Jeff Reid said:
There's some initial state where a thermal is released and accelerates, but quickly reaches some relatively low vertical velocity. I don't know what causes thermal inversions or how thermal layers get trapped near the ground and get released as bubbles.
In order for hot air to rise, it has to be surrounded (horizontally) by cold air. The cold air forms a pressure gradient, which is horizontally transmitted to the hot air so it takes the same gradient. For cold air, this pressure gradient is exactly what's required to keep the cold air in place (otherwise it would rise or descend, changing the pressure gradient). For the hot air, which is less dense, the pressure gradient exceeds the weight of the hot air, so it is pushed up by the differential pressure.
Thermal layers and inversions can remain trapped for a long time if they are not horizontally connected to surrounding cold air. For example, a large area of land that is heated simultaneously, an area surrounded by higher terrain, etc... In this case they simply create their own pressure gradient which is exactly adapted to their weight.
From a molecular point of view:
- pressure is simply the net effect of billions of collisions of molecules.
- a volume of hot air with the same density as cold air will naturally have more pressure since every molecule carries a lot more momentum, and the collisions will be more frequent too.
- hot air expands because fast molecules tend to push the slow ones away. The situation stabilises when the density of the hot air has decreased enough to make the pressure equal (less molecules times more momentum per molecule makes the same pressure). Since any molecule on the boundary now gets the same total amount of push momentum from both sides, it will not tend to go anywhere on average. Individual molecules will still move about randomly, of course, but there will no longer be a general tendency for expansion.

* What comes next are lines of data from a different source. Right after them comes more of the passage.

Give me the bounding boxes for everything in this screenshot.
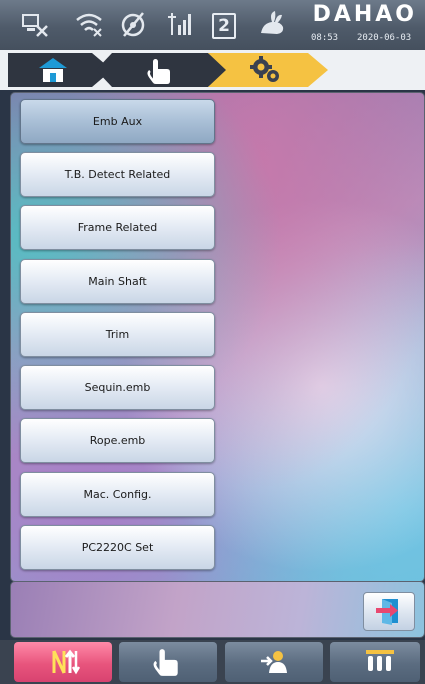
exit-button[interactable] (363, 592, 415, 631)
frame-related-button[interactable]: Frame Related (20, 205, 215, 250)
breadcrumb-home[interactable] (8, 53, 108, 87)
breadcrumb-settings[interactable] (226, 53, 322, 87)
needle-stats-icon (164, 9, 194, 39)
action-panel (10, 581, 425, 638)
manual-button[interactable] (119, 642, 217, 682)
status-bar: 2 DAHAO 08:53 2020-06-03 (0, 0, 425, 51)
emb-aux-button[interactable]: Emb Aux (20, 99, 215, 144)
pc2220c-set-button[interactable]: PC2220C Set (20, 525, 215, 570)
home-icon (39, 58, 67, 82)
breadcrumb-hand[interactable] (112, 53, 212, 87)
hand-pointer-icon (153, 649, 178, 676)
needle-switch-button[interactable] (14, 642, 112, 682)
frame-origin-icon (261, 651, 287, 673)
breadcrumb (0, 50, 425, 90)
needle-switch-icon (52, 649, 80, 675)
sequin-emb-button[interactable]: Sequin.emb (20, 365, 215, 410)
trim-button[interactable]: Trim (20, 312, 215, 357)
rope-emb-button[interactable]: Rope.emb (20, 418, 215, 463)
rabbit-icon (257, 9, 287, 39)
bottom-toolbar (0, 640, 425, 684)
gears-icon (250, 56, 279, 82)
satellite-icon (118, 9, 148, 39)
network-icon (20, 9, 50, 39)
counter-box: 2 (212, 13, 236, 39)
exit-door-icon (376, 599, 398, 625)
needle-bars-icon (366, 650, 394, 671)
mac-config-button[interactable]: Mac. Config. (20, 472, 215, 517)
frame-origin-button[interactable] (225, 642, 323, 682)
main-shaft-button[interactable]: Main Shaft (20, 259, 215, 304)
brand-logo: DAHAO (312, 2, 417, 27)
clock: 08:53 (311, 33, 339, 43)
hand-icon (147, 59, 170, 84)
settings-menu-panel: Emb Aux T.B. Detect Related Frame Relate… (10, 92, 425, 582)
wifi-icon (74, 9, 104, 39)
tb-detect-related-button[interactable]: T.B. Detect Related (20, 152, 215, 197)
date: 2020-06-03 (357, 33, 412, 43)
needle-bars-button[interactable] (330, 642, 420, 682)
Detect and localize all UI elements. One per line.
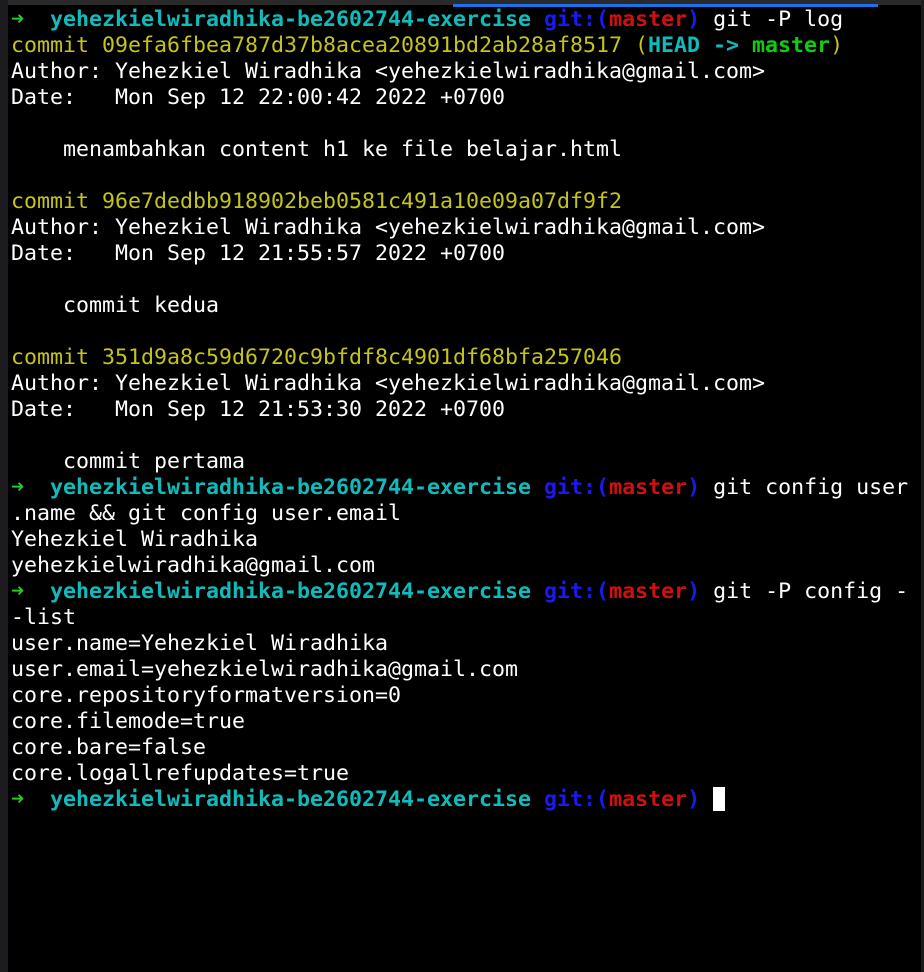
terminal-text-branch: master xyxy=(609,7,688,32)
terminal-text-git: ) xyxy=(687,7,701,32)
terminal-line: commit kedua xyxy=(11,293,908,319)
terminal-text-text: user.name=Yehezkiel Wiradhika xyxy=(11,631,389,656)
terminal-text-dir: yehezkielwiradhika-be2602744-exercise xyxy=(50,579,532,604)
terminal-text-git: git:( xyxy=(531,7,610,32)
terminal-line: Date: Mon Sep 12 21:55:57 2022 +0700 xyxy=(11,241,908,267)
terminal-text-text: yehezkielwiradhika@gmail.com xyxy=(11,553,376,578)
terminal-text-text: core.logallrefupdates=true xyxy=(11,761,350,786)
terminal-text-text: Author: Yehezkiel Wiradhika <yehezkielwi… xyxy=(11,59,766,84)
terminal-text-hash: ) xyxy=(830,33,844,58)
terminal-text-text: Author: Yehezkiel Wiradhika <yehezkielwi… xyxy=(11,371,766,396)
terminal-text-text: commit pertama xyxy=(11,449,246,474)
terminal-text-text: git -P log xyxy=(700,7,844,32)
terminal-text-text: core.bare=false xyxy=(11,735,207,760)
prompt-arrow-icon: ➜ xyxy=(11,579,51,604)
terminal-line: menambahkan content h1 ke file belajar.h… xyxy=(11,137,908,163)
terminal-line: Date: Mon Sep 12 21:53:30 2022 +0700 xyxy=(11,397,908,423)
terminal-text-text: core.filemode=true xyxy=(11,709,246,734)
terminal-line: Author: Yehezkiel Wiradhika <yehezkielwi… xyxy=(11,215,908,241)
terminal-line: commit 351d9a8c59d6720c9bfdf8c4901df68bf… xyxy=(11,345,908,371)
terminal-line: commit 96e7dedbb918902beb0581c491a10e09a… xyxy=(11,189,908,215)
terminal-line: Author: Yehezkiel Wiradhika <yehezkielwi… xyxy=(11,59,908,85)
terminal-cursor xyxy=(713,787,726,811)
terminal-line: Yehezkiel Wiradhika xyxy=(11,527,908,553)
terminal-text-text: .name && git config user.email xyxy=(11,501,402,526)
terminal-text-text: Date: Mon Sep 12 21:53:30 2022 +0700 xyxy=(11,397,506,422)
terminal-text-git: git:( xyxy=(531,475,610,500)
prompt-arrow-icon: ➜ xyxy=(11,787,51,812)
terminal-text-text: -list xyxy=(11,605,77,630)
terminal-line: Author: Yehezkiel Wiradhika <yehezkielwi… xyxy=(11,371,908,397)
terminal-line: commit pertama xyxy=(11,449,908,475)
terminal-line: user.name=Yehezkiel Wiradhika xyxy=(11,631,908,657)
terminal-line: core.bare=false xyxy=(11,735,908,761)
terminal-text-branch: master xyxy=(609,787,688,812)
terminal-text-text: commit kedua xyxy=(11,293,220,318)
terminal-text-text: Yehezkiel Wiradhika xyxy=(11,527,259,552)
prompt-arrow-icon: ➜ xyxy=(11,7,51,32)
terminal-line: ➜ yehezkielwiradhika-be2602744-exercise … xyxy=(11,787,908,813)
terminal-line: Date: Mon Sep 12 22:00:42 2022 +0700 xyxy=(11,85,908,111)
terminal-text-text: menambahkan content h1 ke file belajar.h… xyxy=(11,137,623,162)
terminal-text-git: ) xyxy=(687,787,701,812)
terminal-text-git: git:( xyxy=(531,579,610,604)
terminal-text-text xyxy=(700,787,713,812)
terminal-text-dir: yehezkielwiradhika-be2602744-exercise xyxy=(50,475,532,500)
left-border xyxy=(0,0,8,972)
terminal-text-master: master xyxy=(752,33,831,58)
terminal-text-git: ) xyxy=(687,579,701,604)
terminal-text-text: Date: Mon Sep 12 22:00:42 2022 +0700 xyxy=(11,85,506,110)
terminal-line: ➜ yehezkielwiradhika-be2602744-exercise … xyxy=(11,7,908,33)
terminal-text-text: core.repositoryformatversion=0 xyxy=(11,683,402,708)
prompt-arrow-icon: ➜ xyxy=(11,475,51,500)
terminal-text-git: ) xyxy=(687,475,701,500)
terminal-text-hash: commit 09efa6fbea787d37b8acea20891bd2ab2… xyxy=(11,33,649,58)
terminal-text-hash: commit 96e7dedbb918902beb0581c491a10e09a… xyxy=(11,189,623,214)
terminal-text-head: HEAD -> xyxy=(648,33,753,58)
terminal-text-branch: master xyxy=(609,579,688,604)
terminal-text-text: git config user xyxy=(700,475,909,500)
terminal-text-text: Date: Mon Sep 12 21:55:57 2022 +0700 xyxy=(11,241,506,266)
terminal-line: core.filemode=true xyxy=(11,709,908,735)
terminal-text-text: Author: Yehezkiel Wiradhika <yehezkielwi… xyxy=(11,215,766,240)
terminal-text-text: git -P config - xyxy=(700,579,909,604)
terminal-text-dir: yehezkielwiradhika-be2602744-exercise xyxy=(50,7,532,32)
terminal-line: -list xyxy=(11,605,908,631)
terminal-line: ➜ yehezkielwiradhika-be2602744-exercise … xyxy=(11,579,908,605)
terminal-line: commit 09efa6fbea787d37b8acea20891bd2ab2… xyxy=(11,33,908,59)
terminal-text-hash: commit 351d9a8c59d6720c9bfdf8c4901df68bf… xyxy=(11,345,623,370)
terminal-text-text: user.email=yehezkielwiradhika@gmail.com xyxy=(11,657,519,682)
terminal-text-git: git:( xyxy=(531,787,610,812)
terminal-line: core.repositoryformatversion=0 xyxy=(11,683,908,709)
terminal-line: ➜ yehezkielwiradhika-be2602744-exercise … xyxy=(11,475,908,501)
terminal-line: yehezkielwiradhika@gmail.com xyxy=(11,553,908,579)
terminal-line: core.logallrefupdates=true xyxy=(11,761,908,787)
terminal-line: .name && git config user.email xyxy=(11,501,908,527)
terminal-text-dir: yehezkielwiradhika-be2602744-exercise xyxy=(50,787,532,812)
terminal-text-branch: master xyxy=(609,475,688,500)
terminal-output[interactable]: ➜ yehezkielwiradhika-be2602744-exercise … xyxy=(11,7,908,813)
terminal-line: user.email=yehezkielwiradhika@gmail.com xyxy=(11,657,908,683)
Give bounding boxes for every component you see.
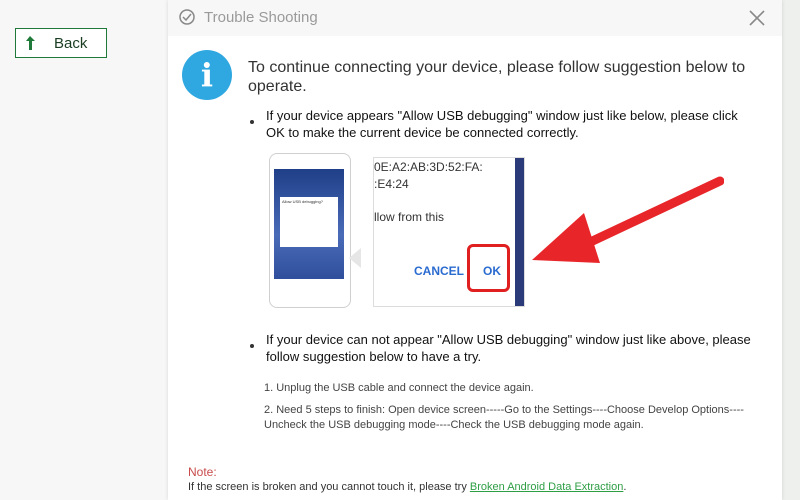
zoom-side-bar	[515, 158, 524, 306]
note-text: If the screen is broken and you cannot t…	[188, 481, 626, 493]
app-logo-icon	[179, 9, 195, 25]
phone-screen: Allow USB debugging?	[274, 169, 344, 279]
dialog-title: Trouble Shooting	[204, 9, 318, 26]
zoom-line-1: 0E:A2:AB:3D:52:FA:	[374, 160, 483, 174]
back-arrow-icon	[26, 36, 35, 50]
background-left	[0, 0, 168, 500]
back-button[interactable]: Back	[15, 28, 107, 58]
bullet-1-text: If your device appears "Allow USB debugg…	[266, 108, 738, 140]
note-text-body: If the screen is broken and you cannot t…	[188, 481, 470, 493]
note-title: Note:	[188, 465, 217, 479]
back-button-label: Back	[54, 34, 88, 52]
dialog-heading: To continue connecting your device, plea…	[248, 59, 746, 95]
bullet-2-text: If your device can not appear "Allow USB…	[266, 332, 751, 364]
zoom-cancel-button: CANCEL	[414, 264, 464, 278]
bullet-2-marker	[250, 344, 254, 348]
zoom-line-3: llow from this	[374, 210, 445, 224]
trouble-shooting-dialog: Trouble Shooting i To continue connectin…	[168, 0, 782, 500]
red-arrow-icon	[532, 176, 724, 263]
zoom-line-2: :E4:24	[374, 177, 409, 191]
callout-pointer	[349, 248, 361, 268]
step-2-text: 2. Need 5 steps to finish: Open device s…	[264, 404, 744, 431]
note-text-end: .	[623, 481, 627, 493]
mini-dialog-title: Allow USB debugging?	[282, 199, 323, 204]
step-1-text: 1. Unplug the USB cable and connect the …	[264, 382, 534, 394]
ok-highlight-box	[467, 244, 510, 292]
mini-usb-dialog: Allow USB debugging?	[280, 197, 338, 247]
phone-illustration: Allow USB debugging?	[269, 153, 351, 308]
broken-android-link[interactable]: Broken Android Data Extraction	[470, 481, 623, 493]
bullet-1-marker	[250, 120, 254, 124]
background-right	[782, 0, 800, 500]
dialog-title-bar: Trouble Shooting	[168, 0, 782, 36]
info-icon: i	[182, 50, 232, 100]
close-icon[interactable]	[746, 7, 768, 29]
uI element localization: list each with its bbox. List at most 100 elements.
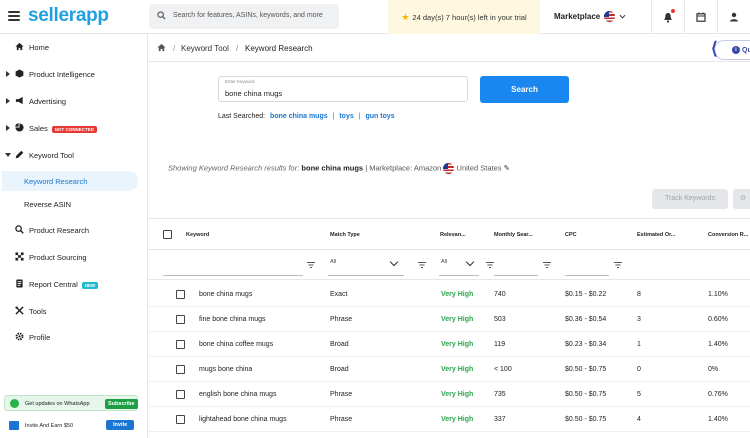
monthly-filter-input[interactable] (494, 275, 538, 276)
match-type-filter-underline (328, 275, 404, 276)
separator: | (358, 113, 361, 120)
table-row[interactable]: bone china coffee mugs Broad Very High 1… (148, 332, 750, 357)
notifications-button[interactable] (651, 0, 684, 34)
table-row[interactable]: bone china mugs Exact Very High 740 $0.1… (148, 282, 750, 307)
row-checkbox[interactable] (176, 340, 185, 349)
top-bar: sellerapp Search for features, ASINs, ke… (0, 0, 750, 34)
filter-icon[interactable] (614, 262, 622, 268)
sidebar-item-keyword-tool[interactable]: Keyword Tool (0, 145, 148, 165)
sidebar-item-report-central[interactable]: Report Central NEW (0, 274, 148, 294)
sidebar-item-label: Product Research (29, 226, 90, 235)
results-country: United States (456, 163, 502, 173)
new-badge: NEW (81, 281, 99, 289)
profile-button[interactable] (717, 0, 750, 34)
sidebar-item-label: Tools (29, 307, 47, 316)
table-row[interactable]: fine bone china mugs Phrase Very High 50… (148, 307, 750, 332)
match-type-filter[interactable]: All (330, 259, 336, 265)
cell-keyword: lightahead bone china mugs (199, 416, 287, 423)
filter-icon[interactable] (543, 262, 551, 268)
table-row[interactable]: lightahead bone china mugs Phrase Very H… (148, 407, 750, 432)
cell-relevance: Very High (441, 291, 474, 298)
cell-keyword: fine bone china mugs (199, 316, 266, 323)
filter-icon[interactable] (486, 262, 494, 268)
column-header[interactable]: Relevan... (440, 232, 466, 238)
cell-monthly-search: 740 (494, 291, 506, 298)
results-keyword: bone china mugs (301, 163, 364, 173)
last-searched-link[interactable]: bone china mugs (270, 113, 328, 120)
table-row[interactable]: english bone china mugs Phrase Very High… (148, 382, 750, 407)
settings-button[interactable]: ⚙ (733, 189, 750, 209)
cell-estimated-orders: 8 (637, 291, 641, 298)
logo[interactable]: sellerapp (28, 5, 109, 27)
marketplace-selector[interactable]: Marketplace (554, 11, 626, 22)
us-flag-icon (604, 11, 616, 22)
sidebar-item-advertising[interactable]: Advertising (0, 91, 148, 111)
results-summary: Showing Keyword Research results for: bo… (168, 163, 510, 174)
cell-match-type: Phrase (330, 391, 353, 398)
row-checkbox[interactable] (176, 315, 185, 324)
cell-cpc: $0.36 - $0.54 (565, 316, 607, 323)
sidebar-item-tools[interactable]: Tools (0, 301, 148, 321)
row-checkbox[interactable] (176, 390, 185, 399)
sidebar-item-profile[interactable]: Profile (0, 327, 148, 347)
last-searched-link[interactable]: gun toys (365, 113, 394, 120)
chevron-down-icon (465, 257, 475, 267)
quick-guide-button[interactable]: ⟨ i Qu (711, 39, 750, 60)
column-header[interactable]: Match Type (330, 232, 360, 238)
cpc-filter-input[interactable] (565, 275, 609, 276)
sidebar-item-product-intelligence[interactable]: Product Intelligence (0, 64, 148, 84)
edit-icon[interactable]: ✎ (504, 163, 510, 172)
select-all-checkbox[interactable] (163, 230, 172, 239)
sidebar-item-keyword-research[interactable]: Keyword Research (2, 171, 138, 191)
sidebar-item-product-research[interactable]: Product Research (0, 220, 148, 240)
column-header[interactable]: Estimated Or... (637, 232, 676, 238)
row-checkbox[interactable] (176, 365, 185, 374)
sidebar-item-product-sourcing[interactable]: Product Sourcing (0, 247, 148, 267)
cell-cpc: $0.50 - $0.75 (565, 416, 607, 423)
keyword-input-label: Enter Keyword (225, 79, 255, 84)
sidebar-item-label: Advertising (29, 97, 67, 106)
last-searched-link[interactable]: toys (339, 113, 353, 120)
user-icon (730, 12, 738, 22)
home-icon[interactable] (157, 43, 166, 52)
sidebar-item-label: Report Central NEW (29, 280, 99, 289)
global-search-input[interactable]: Search for features, ASINs, keywords, an… (149, 4, 339, 29)
keyword-input[interactable]: Enter Keyword bone china mugs (218, 76, 468, 102)
table-row[interactable]: mugs bone china Broad Very High < 100 $0… (148, 357, 750, 382)
cell-keyword: bone china coffee mugs (199, 341, 274, 348)
chevron-down-icon (619, 14, 626, 19)
trial-text: 24 day(s) 7 hour(s) left in your trial (412, 12, 527, 22)
row-checkbox[interactable] (176, 290, 185, 299)
sidebar-item-label: Product Intelligence (29, 70, 95, 79)
search-button[interactable]: Search (480, 76, 569, 103)
column-header[interactable]: Monthly Sear... (494, 232, 533, 238)
caret-down-icon (5, 153, 11, 157)
breadcrumb-keyword-tool[interactable]: Keyword Tool (181, 44, 229, 53)
calendar-icon (696, 12, 706, 22)
whatsapp-text: Get updates on WhatsApp (25, 401, 90, 407)
cell-match-type: Broad (330, 341, 349, 348)
cell-cpc: $0.50 - $0.75 (565, 391, 607, 398)
relevance-filter[interactable]: All (441, 259, 447, 265)
calendar-button[interactable] (684, 0, 717, 34)
subscribe-button[interactable]: Subscribe (105, 399, 138, 409)
filter-icon[interactable] (418, 262, 426, 268)
trial-banner: ★ 24 day(s) 7 hour(s) left in your trial (388, 0, 540, 34)
cell-estimated-orders: 0 (637, 366, 641, 373)
menu-icon[interactable] (8, 11, 20, 21)
invite-button[interactable]: Invite (106, 420, 135, 430)
sidebar-item-reverse-asin[interactable]: Reverse ASIN (2, 194, 138, 214)
row-checkbox[interactable] (176, 415, 185, 424)
tools-icon (15, 306, 24, 315)
keyword-filter-input[interactable] (163, 275, 303, 276)
column-header[interactable]: Conversion R... (708, 232, 748, 238)
sidebar-item-sales[interactable]: Sales NOT CONNECTED (0, 118, 148, 138)
pen-icon (15, 150, 24, 159)
track-keywords-button[interactable]: Track Keywords (652, 189, 728, 209)
cell-estimated-orders: 1 (637, 341, 641, 348)
column-header[interactable]: Keyword (186, 232, 209, 238)
cell-keyword: bone china mugs (199, 291, 253, 298)
sidebar-item-home[interactable]: Home (0, 37, 148, 57)
filter-icon[interactable] (307, 262, 315, 268)
column-header[interactable]: CPC (565, 232, 577, 238)
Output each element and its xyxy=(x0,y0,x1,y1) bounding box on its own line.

- The vertical pressure gradient means each cold air molecule is getting slightly more collisions (or slightly more energetic ones) from below than from above which, on average, is just enough to support its weight. Obviously individual molecules are still moving in all directions randomly, but there is no general tendency for all the cold air molecules to start moving in any particular direction.
- The hot air molecules, too, are getting slightly more pushes from below than from above. Only, the same amount of total momentum (all the collisions from below vs. above) is distributed over a smaller number of hot molecules due to the lower density. On average, the hot molecules get more than their fair share of momentum from below, more than what would be required to support their weight, so they start moving up. Once again, individual molecules may very well go in opposite directions, you just add a small upward vector to the random vectors of the individual molecules, so that on average they tend to move up.
- The random motions of the molecules are very fast (a bit more than the speed of sound) but they don't go very far between collisions, only a few nanometers at a time before dashing off in another direction again. Therefore, this random brownian motion does not tend to take individual molecules very far. That's why the small upward tendency turns out to be very noticeable and does move pretty much the entire volume of hot air up as if it was one physical object (even though it isn't really). In fact this is precisely why macroscopic approximations work so well.
Obviously, once the upward motion starts, there will be a pressure reduction below the bubble and an increase above, which will stabilise the speed of the bubble.